The vibe at Harborside's facility on Oakland's Embarcadero is a cross between nature museum and Apple Store. Its storeroom is big and open, with lots of light, lots of wood and lots of plants.
With his signature braided ponytails, DeAngelo chats up what he calls "my phenomenal, super knowledgeable, ultra-friendly, smiling staff," as well as the security crew outside that makes sure nobody enters without a medical marijuana card.
"We've been open for 11 years and not one incident," DeAngelo said. He explained that security has been important because marijuana has been a cash business. Cannabis is still illegal under federal law and there are restrictions on the use of credit cards. "We have a high-value product. We have a lot of people coming in and out."
Come Jan. 1, that medical marijuana card won't really be necessary for entry here. Only an ID proving you're 21 years old will be required.
"It will be a day of joy and celebration for millions and millions of people," DeAngelo said. "Every single dispensary in the state of California that is able to serve adults is going to have lines around the block because there is a huge pent-up desire among people to be able to purchase cannabis legally."
Harborside is preparing for this significant change. An FAQ page tells visitors to its site that on Jan. 1, the Oakland location will be open at 6 a.m., with the first 100 in line receiving gifts and prizes.

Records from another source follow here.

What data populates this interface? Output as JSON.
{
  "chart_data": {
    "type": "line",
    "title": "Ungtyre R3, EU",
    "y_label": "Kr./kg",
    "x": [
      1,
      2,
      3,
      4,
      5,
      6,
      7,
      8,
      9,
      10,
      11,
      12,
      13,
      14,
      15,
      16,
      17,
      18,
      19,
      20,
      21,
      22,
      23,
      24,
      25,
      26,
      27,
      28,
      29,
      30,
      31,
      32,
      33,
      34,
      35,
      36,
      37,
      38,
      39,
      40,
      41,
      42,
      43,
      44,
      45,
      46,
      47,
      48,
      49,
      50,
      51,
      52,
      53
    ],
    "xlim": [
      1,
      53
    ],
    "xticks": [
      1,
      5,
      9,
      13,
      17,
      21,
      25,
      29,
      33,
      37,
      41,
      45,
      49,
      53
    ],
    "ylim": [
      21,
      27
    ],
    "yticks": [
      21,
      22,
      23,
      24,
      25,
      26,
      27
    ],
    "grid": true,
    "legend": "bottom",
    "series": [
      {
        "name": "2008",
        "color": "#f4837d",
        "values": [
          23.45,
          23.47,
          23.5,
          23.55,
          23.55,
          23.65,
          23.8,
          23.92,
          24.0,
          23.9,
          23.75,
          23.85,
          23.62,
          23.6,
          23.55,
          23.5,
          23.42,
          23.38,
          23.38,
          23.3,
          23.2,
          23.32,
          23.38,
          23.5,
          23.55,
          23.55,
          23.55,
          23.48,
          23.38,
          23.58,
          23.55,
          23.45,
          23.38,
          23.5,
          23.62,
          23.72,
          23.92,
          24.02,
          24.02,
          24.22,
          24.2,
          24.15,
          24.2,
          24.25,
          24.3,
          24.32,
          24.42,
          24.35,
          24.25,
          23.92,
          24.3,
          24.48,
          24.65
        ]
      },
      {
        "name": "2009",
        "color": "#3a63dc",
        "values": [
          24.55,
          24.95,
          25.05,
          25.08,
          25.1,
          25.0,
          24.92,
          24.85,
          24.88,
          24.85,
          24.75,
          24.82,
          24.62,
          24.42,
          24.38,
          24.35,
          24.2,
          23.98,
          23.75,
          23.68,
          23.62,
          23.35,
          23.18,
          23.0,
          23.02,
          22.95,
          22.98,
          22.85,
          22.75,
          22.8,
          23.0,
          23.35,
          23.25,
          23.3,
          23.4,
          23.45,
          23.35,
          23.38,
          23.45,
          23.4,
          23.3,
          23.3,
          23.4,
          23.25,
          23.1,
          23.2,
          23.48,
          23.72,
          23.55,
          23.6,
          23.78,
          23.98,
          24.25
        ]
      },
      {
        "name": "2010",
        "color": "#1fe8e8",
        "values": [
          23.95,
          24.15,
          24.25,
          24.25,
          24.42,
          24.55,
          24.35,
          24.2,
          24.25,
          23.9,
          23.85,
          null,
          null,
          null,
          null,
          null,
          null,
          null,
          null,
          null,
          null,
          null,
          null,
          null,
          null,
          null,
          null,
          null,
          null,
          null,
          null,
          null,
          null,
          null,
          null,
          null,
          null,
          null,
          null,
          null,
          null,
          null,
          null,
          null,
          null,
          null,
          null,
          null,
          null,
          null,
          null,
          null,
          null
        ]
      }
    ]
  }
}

DeAngelo talked about a "try-it-before-you-buy-it" offer he's ready to make to "customers," whom until now he has called "patients."
But as an industry insider, DeAngelo knows of other oncoming changes he believes many people -- and local governments -- aren't ready for.
"This change is going to be pretty traumatic and disruptive for the existing cannabis industry," he warned. "There are a lot of new requirements that many people, especially small growers, aren't really even aware of."
The most confusion will surround licenses for growers, distributors and sellers, he said. DeAngelo pointed out that before sellers or dispensaries can apply for a state license to serve adult users, they must have a license issued from their local jurisdiction, and many local jurisdictions haven't issued those licenses yet.
"We estimate that only 30 percent of jurisdictions are going to be ready to allow adults to come into dispensaries legally on Jan. 1," he said.
A significant change the cannabis consumer should brace for: taxes. Since California is legalizing marijuana, it's natural the state will take its cut. The state levy will be 15 percent, but local governments are piling on, too. Medical cannabis patients will be able to get some exemptions from sales taxes, but they will need a medical marijuana identification card issued by the California Department of Public Health, not just a doctor's note.